As expected in cases where art challenges the limits of morality, a controversy has ensued. The Times reports that both the Catholic and Protestant Churches, the premier of the province where Mannheim is located, and a local district prosecutor have all denounced the exhibit and are moving to close it.

But strangely, despite my moral qualms, I find myself supporting the exhibit. Not the content of exhibit, but the right to put up such an exhibit.

After all, these corpses that have gone nude beyond the skin did agree, when alive, to the conditions of their exposure and the principles behind the exhibit. The land upon which the exhibit stands seems fairly bought or rented, and people are not forced to view the exhibit. Thus, on the legal level, nothing wrong - no infringement of existing law - has occurred.

On a moral level also I contend that nothing wrong has happened. Is it not a common custom, for example, for humans to transform the heads and hides of animals such as bears and tigers into mantle-pieces or rugs for decoration? Similarly, have we not harvested the fur of minks and the tusks of elephants for decorating ourselves? What then separates, in our eyes, humans from animals?

Only our sense of closeness to ourselves, of course; humans are closer to humans than they are to animals. If animals had human characteristics, such as the ability to speak English, write poetry, or play football, we would at least hesitate before butchering them. When we see an exhibit of humans mutilated in various ways, we tend to imagine ourselves as having been mutilated and on exhibit. If we were to feel the texture of a human skin lampshade, we would recoil because we unavoidably imagine the process of flaying a human as one does an animal to produce the object.

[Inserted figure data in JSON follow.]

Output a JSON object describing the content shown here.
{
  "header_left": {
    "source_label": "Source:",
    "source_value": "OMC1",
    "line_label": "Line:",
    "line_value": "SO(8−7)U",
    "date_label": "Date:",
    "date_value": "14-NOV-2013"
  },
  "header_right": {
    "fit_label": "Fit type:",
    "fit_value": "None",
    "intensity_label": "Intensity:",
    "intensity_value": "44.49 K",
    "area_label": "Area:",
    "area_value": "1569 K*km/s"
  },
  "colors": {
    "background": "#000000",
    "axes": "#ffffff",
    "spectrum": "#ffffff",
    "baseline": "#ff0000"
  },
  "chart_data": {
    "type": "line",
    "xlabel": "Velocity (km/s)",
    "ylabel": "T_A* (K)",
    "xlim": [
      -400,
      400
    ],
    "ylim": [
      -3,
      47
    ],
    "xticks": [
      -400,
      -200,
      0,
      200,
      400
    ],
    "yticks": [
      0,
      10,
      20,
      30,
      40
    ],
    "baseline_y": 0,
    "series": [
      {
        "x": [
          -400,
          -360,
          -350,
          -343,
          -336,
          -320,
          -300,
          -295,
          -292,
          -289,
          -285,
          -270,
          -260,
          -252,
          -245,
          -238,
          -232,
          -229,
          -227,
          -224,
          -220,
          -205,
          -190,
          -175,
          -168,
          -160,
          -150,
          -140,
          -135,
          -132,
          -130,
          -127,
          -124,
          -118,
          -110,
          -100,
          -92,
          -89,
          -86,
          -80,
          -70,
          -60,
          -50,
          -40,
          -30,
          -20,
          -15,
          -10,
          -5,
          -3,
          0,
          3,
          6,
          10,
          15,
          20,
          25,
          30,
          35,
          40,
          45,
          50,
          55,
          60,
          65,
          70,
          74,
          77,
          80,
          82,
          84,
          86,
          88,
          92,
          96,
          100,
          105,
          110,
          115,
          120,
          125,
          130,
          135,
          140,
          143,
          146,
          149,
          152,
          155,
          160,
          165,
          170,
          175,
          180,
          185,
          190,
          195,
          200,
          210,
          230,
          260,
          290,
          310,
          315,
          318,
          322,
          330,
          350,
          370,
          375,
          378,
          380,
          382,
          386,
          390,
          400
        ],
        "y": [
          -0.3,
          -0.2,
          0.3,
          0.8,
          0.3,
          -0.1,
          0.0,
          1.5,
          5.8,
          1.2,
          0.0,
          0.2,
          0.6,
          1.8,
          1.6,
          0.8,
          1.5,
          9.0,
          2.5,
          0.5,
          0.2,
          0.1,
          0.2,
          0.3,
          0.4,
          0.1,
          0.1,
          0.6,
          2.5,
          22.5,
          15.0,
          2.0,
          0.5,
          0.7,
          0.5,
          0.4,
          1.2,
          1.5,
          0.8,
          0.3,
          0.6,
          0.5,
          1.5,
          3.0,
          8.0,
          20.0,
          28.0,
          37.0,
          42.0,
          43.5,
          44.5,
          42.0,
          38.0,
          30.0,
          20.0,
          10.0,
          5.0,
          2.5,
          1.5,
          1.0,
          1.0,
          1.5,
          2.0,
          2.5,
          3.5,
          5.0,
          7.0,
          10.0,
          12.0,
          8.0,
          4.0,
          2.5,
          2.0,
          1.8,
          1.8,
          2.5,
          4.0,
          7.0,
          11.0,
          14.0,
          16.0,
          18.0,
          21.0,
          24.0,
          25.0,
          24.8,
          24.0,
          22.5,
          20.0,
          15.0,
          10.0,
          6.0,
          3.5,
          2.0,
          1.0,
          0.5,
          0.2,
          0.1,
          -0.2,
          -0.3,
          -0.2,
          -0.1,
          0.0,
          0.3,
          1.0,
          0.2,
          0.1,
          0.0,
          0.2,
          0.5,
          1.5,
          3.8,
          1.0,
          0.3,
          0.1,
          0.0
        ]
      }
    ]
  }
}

I do not suggest that we make skin lampshades or become cannibals - I personally find the entirety of the exhibit repugnant, but if individuals make a contract, society has an obligation to uphold that contract as long as it does not affect other individuals. To me, the exhibit resembles the case in which two people are doing outlandish things in their bedroom, and they invite someone to observe. Or perhaps the case of a painter who uses a model in his painting which eventually gets displayed in a gallery.

My belief rests in a higher morality of inclusion, one that forces people to respect all moralities so long as there is no deleterious effect on people.

How do I define a "deleterious effect?" Saying "that exhibit repulsed me," or "that exhibit is against my religion" does not constitute a deleterious effect. On the other hand, if one of the exhibit's displays was alive, jumped out, and killed a spectator, then we clearly see a deleterious effect.

The counter-argument, I can ponder, is that such a disgusting exhibit can create a social atmosphere of desensitization that will promote future acts of violence. Thus, the contract between the exhibit's creator and those on display can extend beyond those people and have a negative effect on society.

I do not buy such an argument. People's conceptions of things, not the things themselves, bring about people's actions. For example, to censor a heavy metal rock band that spews out violent lyrics for its potential effect on people is ridiculous.

I would never like to go to the exhibit in Mannheim and would decline anyone's offer to go. I am much too human to see my humanity spread out before me. But I fully support Mr. Hagens' right to set up this exhibit and others' rights to attend.